Keep in mind that one could, in theory, special order a benzo that isn't even LISTED anywhere online as a benzo. There have been thousands of benzos tested, but I'm sure many many were never even given a name, and thus won't appear on wikipedia's long list of benzos, or probably anywhere online either. They also wouldn't be explicitly scheduled. While they'd certainly fall under the analog act, customs officials most likely do not understand IUPAC nomenclature, and would have NOT A CLUE what it was and would assume some obscure organic chemical that a researcher ordered or something. That's if they even opened the package. If it came from a US lab, it wouldn't even go through customs. The lab just might synth these things for you too, quite possibly not realizing the psychoactivity of what you're requesting. Organic chemists aren't all pharmacologists too ---- many probably wouldn't recognize a request for a likely tranquilizer when IUPAC nomenclature is used (you'd have to make DAMN SURE you got the IUPAC name right, though!). I've always wondered if anyone's done this and tried a super obscure benzodiazepine. I wouldn't do it because I'd be afraid of somehow being arrested under the analog act, the lab messing up and making a different chemical than the one I asked for (could be toxic), taking benzos that have not been evaluated for toxicity in ANY country .... who knows, some obscure benzos could be psychoactive but carcinognic too. Just too much risk. But fun to think about. Anyway, some obscure, but NAMED and KNOWN benzodiazepines:
sulazepam
tetrazepam
That's the one with the partially saturated ring I talked about in the post above. Very weak 50 mg = 7.5 mg diazepam
meclonazepam (3-methylclonazepam)
http://upload.wikimedia.org/wikipedi...clonazepam.pnglopirazepam
fludiazepam (2'-fluoro-diazepam)
http://upload.wikimedia.org/wikipedi...azepam.svg.pngflutoprazepam
adinazolam
http://upload.wikimedia.org/wikipedi...azolam.svg.pngbromazepam
All of these demonstrate something unusual from the "norm" in benzos. Sulazepam changes the carbonyl at 2 which is a feature of the vast majority of other benzos. Tetrazepam has a partially saturated detached ring at 5 (decreases potency).

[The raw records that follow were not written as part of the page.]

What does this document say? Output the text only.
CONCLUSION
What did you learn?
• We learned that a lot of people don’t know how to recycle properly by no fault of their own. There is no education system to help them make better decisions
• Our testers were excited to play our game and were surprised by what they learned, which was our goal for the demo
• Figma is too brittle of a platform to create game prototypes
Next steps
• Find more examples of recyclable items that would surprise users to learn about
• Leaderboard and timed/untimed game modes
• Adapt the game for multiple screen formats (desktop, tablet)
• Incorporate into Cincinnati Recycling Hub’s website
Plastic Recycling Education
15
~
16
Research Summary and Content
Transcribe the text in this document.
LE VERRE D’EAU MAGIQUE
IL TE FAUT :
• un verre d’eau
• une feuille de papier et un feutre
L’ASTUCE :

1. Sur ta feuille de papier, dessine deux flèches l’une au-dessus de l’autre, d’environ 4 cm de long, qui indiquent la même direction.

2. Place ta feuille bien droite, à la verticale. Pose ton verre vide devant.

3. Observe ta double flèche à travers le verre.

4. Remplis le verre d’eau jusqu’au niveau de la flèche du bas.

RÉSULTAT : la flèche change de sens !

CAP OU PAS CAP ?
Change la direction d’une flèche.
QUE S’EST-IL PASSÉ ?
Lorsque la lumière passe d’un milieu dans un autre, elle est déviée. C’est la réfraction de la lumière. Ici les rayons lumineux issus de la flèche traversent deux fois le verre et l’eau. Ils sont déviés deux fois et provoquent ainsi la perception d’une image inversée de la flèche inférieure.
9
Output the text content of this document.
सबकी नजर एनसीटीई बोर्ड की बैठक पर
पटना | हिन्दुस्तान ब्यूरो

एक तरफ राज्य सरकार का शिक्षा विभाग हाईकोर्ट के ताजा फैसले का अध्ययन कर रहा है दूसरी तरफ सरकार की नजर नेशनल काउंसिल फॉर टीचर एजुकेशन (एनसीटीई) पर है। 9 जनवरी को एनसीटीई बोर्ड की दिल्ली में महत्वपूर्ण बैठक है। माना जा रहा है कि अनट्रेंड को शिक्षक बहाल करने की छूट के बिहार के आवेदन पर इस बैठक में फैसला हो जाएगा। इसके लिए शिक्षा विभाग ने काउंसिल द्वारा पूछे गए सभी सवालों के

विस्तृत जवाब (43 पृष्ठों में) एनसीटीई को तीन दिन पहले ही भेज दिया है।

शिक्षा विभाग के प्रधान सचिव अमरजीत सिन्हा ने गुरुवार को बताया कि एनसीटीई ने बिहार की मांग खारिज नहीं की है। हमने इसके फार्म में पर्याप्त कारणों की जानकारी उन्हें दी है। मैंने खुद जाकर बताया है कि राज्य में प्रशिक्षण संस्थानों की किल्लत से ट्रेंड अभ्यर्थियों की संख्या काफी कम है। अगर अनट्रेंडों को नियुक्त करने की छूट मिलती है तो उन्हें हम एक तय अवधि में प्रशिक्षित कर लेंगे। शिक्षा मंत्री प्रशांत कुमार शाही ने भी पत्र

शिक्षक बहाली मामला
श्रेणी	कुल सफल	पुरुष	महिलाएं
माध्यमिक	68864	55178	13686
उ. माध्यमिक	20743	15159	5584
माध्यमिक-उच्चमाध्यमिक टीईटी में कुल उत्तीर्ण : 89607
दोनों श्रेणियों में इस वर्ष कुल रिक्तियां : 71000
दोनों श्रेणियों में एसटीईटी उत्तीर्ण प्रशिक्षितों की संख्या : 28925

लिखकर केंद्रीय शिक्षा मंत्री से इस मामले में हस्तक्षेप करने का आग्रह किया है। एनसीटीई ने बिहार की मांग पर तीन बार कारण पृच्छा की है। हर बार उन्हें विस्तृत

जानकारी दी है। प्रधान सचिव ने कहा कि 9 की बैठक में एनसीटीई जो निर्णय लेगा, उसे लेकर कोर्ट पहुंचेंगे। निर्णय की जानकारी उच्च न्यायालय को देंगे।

Fludiazepam is probably a pretty strong hypnotic. It's not particularly unusual but it's rare for sure.
Meclonazepam has a methyl substituted at 3, which is very unusual, and apparently gives it antiparasitic activity in addition to bzd agonist activity.
Lopirazepam has the fuzed ring system altered. The benzene ring fuzed to the diazepine is changed to a pyridine.
Flutoprazepam shows us a case where a substituent at 1-N other than methyl to make the amide tertiary works very well; this benzo is popularly abused in Japan.
Adinazolam has an unusual substituent on the triazolo. This apparently is very similar to alprazolam, but has even more pronounced "antidepressant" effects than alprazolam's supposed antidepressant effects.
Bromazepam is a common benzo in a lot of countries with an unusual feature. The detached ring at 5 is a pyridine instead of a phenyl. It attaches offset one position from the N, placing the N at 2', such that it can act as the electronegative atom in the 2' spot.
Position 2' is the major spot utilized to increase potency. Having an electronegative group on 2' GREATLY boosts potency. Clonazepam is 2'-chloro-nitrazepam, and it's 10 to 20x more potent! Usually a halogen is utilized here to replace the hydrogen. All of the halogens are electronegative enough. Fluorine is the most electronegative atom, and increases potency the most when subbed at 2' (BUT this also creates benzos that qualitatively cause worse memory loss; flunitrazepam is an example).
I think you're misreading what this says. I don't believe the increased memory impairment is due to the more electronegative 2' substitutent. I think it's largely due to the the nitro grouping on the 7 carbon. Are you aware of a strongly amnesic benzo that doesn't have the nitro group there and isn't a triazolo or other expansions on the simple 1,4-benzodiazepine? I don't have all the benzos memorized or even very many of them, to be honest.